Arquivo

Doze mil e quarenta e três dias depois

O vento soprava com alguma intensidade embora estivesse um dia cheio de sol. Sentei-me numa rocha e agarrei no caderno para anotar pequenos e grandes pormenores para o projecto em causa. A paisagem algo agreste que vislumbrava daquele ponto alto levou-me a uma pausa. Agarrei num cigarro. O vento que soprava de frente não o permitia acender. Escondi o isqueiro por entre as mãos até conseguir. Olhei em volta e aproveitei aquele momento de paz e descontracção e veio-me á memória que um simples acto como este, seria considerado impróprio, aliás necessitaria de uma autorização. Regressei ás anotações e de repente fui interrompida pelo grito de boas vindas da Joaninha. Vinha de bicicleta desde a aldeia e ao chegar ao pé de mim abraçou-me ofegante e beijou-me com a audácia e ternura de uma criança que será sempre criança embora a idade já lhe pese nas pernas. Sentou-se ao meu lado e contagiou-me com a sua alegria e felicidade pela aventura dessa tarde. Olhei para aqueles olhos ternurentos e pensei no que esta pobre alma poderia passar antes de 1974. Não seria ninguém, não teria quaisquer direitos nem oportunidades e a tarde magnífica que tinha tido ser-lhe-ia completamente negada por não possuir as exigências mentais necessárias para uma licença para pedalar.

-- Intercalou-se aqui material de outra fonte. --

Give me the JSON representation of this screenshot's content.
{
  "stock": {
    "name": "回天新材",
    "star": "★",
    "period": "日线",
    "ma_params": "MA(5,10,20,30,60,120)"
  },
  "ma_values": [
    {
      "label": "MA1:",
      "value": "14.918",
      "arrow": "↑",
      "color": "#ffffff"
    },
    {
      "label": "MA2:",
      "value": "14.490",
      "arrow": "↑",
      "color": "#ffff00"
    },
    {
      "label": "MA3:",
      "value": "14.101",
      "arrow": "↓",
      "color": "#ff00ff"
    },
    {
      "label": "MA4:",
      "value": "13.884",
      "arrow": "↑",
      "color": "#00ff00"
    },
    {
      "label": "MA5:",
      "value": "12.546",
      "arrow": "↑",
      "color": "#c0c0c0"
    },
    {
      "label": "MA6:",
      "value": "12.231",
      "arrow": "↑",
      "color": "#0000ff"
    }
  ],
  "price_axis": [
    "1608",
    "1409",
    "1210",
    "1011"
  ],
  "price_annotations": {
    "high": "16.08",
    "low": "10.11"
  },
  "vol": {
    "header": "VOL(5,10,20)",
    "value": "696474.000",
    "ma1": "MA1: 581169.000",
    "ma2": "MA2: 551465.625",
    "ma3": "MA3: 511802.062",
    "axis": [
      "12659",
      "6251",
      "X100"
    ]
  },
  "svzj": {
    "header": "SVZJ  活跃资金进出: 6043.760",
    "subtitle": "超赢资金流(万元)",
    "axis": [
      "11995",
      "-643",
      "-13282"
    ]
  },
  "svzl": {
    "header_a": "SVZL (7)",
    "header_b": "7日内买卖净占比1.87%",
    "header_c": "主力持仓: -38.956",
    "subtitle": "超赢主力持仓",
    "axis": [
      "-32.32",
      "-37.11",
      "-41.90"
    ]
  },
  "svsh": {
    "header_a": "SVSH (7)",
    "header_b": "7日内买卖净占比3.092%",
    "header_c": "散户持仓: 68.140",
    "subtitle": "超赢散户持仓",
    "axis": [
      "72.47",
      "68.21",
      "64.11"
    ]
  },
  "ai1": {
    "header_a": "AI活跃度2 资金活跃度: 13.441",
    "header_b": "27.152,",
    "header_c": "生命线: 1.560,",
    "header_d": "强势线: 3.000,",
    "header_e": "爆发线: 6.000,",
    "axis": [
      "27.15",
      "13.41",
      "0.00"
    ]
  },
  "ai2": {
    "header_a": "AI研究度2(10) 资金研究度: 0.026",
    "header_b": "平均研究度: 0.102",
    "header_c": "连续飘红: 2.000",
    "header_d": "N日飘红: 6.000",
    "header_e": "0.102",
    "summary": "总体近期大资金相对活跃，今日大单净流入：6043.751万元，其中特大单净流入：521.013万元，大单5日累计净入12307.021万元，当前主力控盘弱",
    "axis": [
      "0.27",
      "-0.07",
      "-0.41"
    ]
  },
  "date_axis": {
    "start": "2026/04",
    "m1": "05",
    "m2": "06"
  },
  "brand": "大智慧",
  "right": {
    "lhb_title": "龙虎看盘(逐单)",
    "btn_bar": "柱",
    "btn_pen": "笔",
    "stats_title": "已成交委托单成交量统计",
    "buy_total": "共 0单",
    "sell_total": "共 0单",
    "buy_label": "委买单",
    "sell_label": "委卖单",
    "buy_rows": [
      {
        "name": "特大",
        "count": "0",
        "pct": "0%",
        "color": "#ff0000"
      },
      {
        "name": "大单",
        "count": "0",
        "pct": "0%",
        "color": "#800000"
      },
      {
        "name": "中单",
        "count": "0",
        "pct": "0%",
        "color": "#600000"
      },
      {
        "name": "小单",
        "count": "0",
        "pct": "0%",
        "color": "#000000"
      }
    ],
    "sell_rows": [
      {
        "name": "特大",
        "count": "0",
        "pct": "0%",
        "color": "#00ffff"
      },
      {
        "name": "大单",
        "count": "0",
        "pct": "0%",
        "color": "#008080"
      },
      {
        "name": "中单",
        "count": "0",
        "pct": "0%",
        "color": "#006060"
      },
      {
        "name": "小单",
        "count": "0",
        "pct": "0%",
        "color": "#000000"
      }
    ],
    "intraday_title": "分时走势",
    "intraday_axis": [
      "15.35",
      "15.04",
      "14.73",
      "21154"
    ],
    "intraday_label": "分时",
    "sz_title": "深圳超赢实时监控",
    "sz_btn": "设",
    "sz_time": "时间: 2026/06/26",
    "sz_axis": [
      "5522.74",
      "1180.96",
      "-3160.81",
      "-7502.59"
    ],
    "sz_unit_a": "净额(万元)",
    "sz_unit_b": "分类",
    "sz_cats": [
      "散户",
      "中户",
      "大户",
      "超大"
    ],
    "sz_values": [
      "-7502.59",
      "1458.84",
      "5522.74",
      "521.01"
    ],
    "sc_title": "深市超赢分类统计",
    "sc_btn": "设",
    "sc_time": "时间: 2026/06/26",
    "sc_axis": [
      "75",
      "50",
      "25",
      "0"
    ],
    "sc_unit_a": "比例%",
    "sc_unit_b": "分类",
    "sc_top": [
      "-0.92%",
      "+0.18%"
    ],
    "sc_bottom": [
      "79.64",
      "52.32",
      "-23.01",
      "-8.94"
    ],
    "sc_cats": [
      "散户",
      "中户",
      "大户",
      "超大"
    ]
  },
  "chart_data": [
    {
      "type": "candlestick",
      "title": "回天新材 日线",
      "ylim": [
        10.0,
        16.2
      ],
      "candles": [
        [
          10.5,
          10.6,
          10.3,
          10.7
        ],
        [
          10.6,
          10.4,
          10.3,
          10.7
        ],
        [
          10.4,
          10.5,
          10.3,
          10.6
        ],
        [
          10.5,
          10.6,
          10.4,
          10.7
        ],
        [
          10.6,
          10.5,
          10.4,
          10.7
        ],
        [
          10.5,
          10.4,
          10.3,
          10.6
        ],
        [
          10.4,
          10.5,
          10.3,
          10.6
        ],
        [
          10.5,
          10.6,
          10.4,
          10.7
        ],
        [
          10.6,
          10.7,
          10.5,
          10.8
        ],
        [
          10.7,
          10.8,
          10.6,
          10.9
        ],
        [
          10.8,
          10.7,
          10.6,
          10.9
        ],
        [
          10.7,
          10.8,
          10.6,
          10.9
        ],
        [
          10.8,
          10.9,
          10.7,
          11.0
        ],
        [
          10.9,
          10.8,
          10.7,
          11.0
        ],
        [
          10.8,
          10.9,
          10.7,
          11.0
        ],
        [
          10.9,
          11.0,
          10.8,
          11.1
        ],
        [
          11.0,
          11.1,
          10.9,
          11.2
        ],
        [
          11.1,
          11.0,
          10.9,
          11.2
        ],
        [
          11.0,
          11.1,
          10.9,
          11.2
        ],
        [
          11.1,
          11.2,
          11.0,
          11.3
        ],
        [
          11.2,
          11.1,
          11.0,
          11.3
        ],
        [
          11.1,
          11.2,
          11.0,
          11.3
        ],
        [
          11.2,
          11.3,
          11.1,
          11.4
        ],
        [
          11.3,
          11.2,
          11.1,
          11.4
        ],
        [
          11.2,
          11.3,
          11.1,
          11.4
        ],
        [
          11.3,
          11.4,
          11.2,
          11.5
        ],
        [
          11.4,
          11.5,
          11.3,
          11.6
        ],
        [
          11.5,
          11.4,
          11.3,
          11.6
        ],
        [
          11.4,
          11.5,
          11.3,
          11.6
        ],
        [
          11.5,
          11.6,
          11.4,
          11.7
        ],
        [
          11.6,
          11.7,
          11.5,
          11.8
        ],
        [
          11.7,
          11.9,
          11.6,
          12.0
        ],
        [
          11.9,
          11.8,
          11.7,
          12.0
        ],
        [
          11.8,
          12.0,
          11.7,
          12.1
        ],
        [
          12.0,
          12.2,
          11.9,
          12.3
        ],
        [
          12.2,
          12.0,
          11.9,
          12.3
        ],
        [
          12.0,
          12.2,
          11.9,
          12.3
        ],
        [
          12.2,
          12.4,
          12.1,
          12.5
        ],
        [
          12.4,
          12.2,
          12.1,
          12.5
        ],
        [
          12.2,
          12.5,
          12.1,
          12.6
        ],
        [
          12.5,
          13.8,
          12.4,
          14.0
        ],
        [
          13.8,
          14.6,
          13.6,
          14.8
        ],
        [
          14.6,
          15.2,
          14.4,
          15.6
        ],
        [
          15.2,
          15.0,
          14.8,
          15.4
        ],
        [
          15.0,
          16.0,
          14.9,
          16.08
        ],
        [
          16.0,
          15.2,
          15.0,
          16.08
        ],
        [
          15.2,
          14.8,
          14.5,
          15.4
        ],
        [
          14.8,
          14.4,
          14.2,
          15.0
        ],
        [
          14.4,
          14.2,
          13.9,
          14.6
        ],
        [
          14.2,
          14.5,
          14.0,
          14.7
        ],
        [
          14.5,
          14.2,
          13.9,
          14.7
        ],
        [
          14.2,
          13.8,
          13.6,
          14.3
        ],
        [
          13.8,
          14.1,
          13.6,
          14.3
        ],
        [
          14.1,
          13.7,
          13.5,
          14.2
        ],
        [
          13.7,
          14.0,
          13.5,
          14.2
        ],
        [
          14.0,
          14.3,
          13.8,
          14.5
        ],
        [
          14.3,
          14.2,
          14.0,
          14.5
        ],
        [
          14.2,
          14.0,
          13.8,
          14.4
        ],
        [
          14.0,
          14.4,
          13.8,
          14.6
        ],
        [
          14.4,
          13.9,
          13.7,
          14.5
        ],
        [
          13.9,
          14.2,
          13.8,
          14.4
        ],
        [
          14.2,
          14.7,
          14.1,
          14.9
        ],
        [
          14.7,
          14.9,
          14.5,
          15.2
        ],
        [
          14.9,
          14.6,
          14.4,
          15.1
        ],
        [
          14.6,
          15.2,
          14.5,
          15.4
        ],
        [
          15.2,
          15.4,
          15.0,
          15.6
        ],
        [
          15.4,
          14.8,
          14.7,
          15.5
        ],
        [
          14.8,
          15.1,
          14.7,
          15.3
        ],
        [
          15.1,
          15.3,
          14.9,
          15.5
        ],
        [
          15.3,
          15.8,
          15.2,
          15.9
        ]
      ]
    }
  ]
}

Regressei aos apontamentos por entre as palavras e sons desordenados de Joaninha. Tinha algo complicado para resolver no projecto que necessitaria de investigação e experiências no campo. Apontei alguns itens e a minha mente recuou de novo para a época do fascismo. Tudo o que se passara naquela tarde seria censurado e a minha possível investigação seria tingida como pretensão comuna. Larguei o caderno e segui a Joaninha que me pedia já á algum tempo para a seguir pois esperava-nos um lanche delicioso, uns “bolinhos que falavam espanhol” que a tia Lurdes tinha trazido “do outro lado”. Agarrei naquela mão gorducha e desfrutei aquele momento com toda a intensidade e no meu intimo desejei agradecer a todos os que lutaram pela liberdade que possuímos!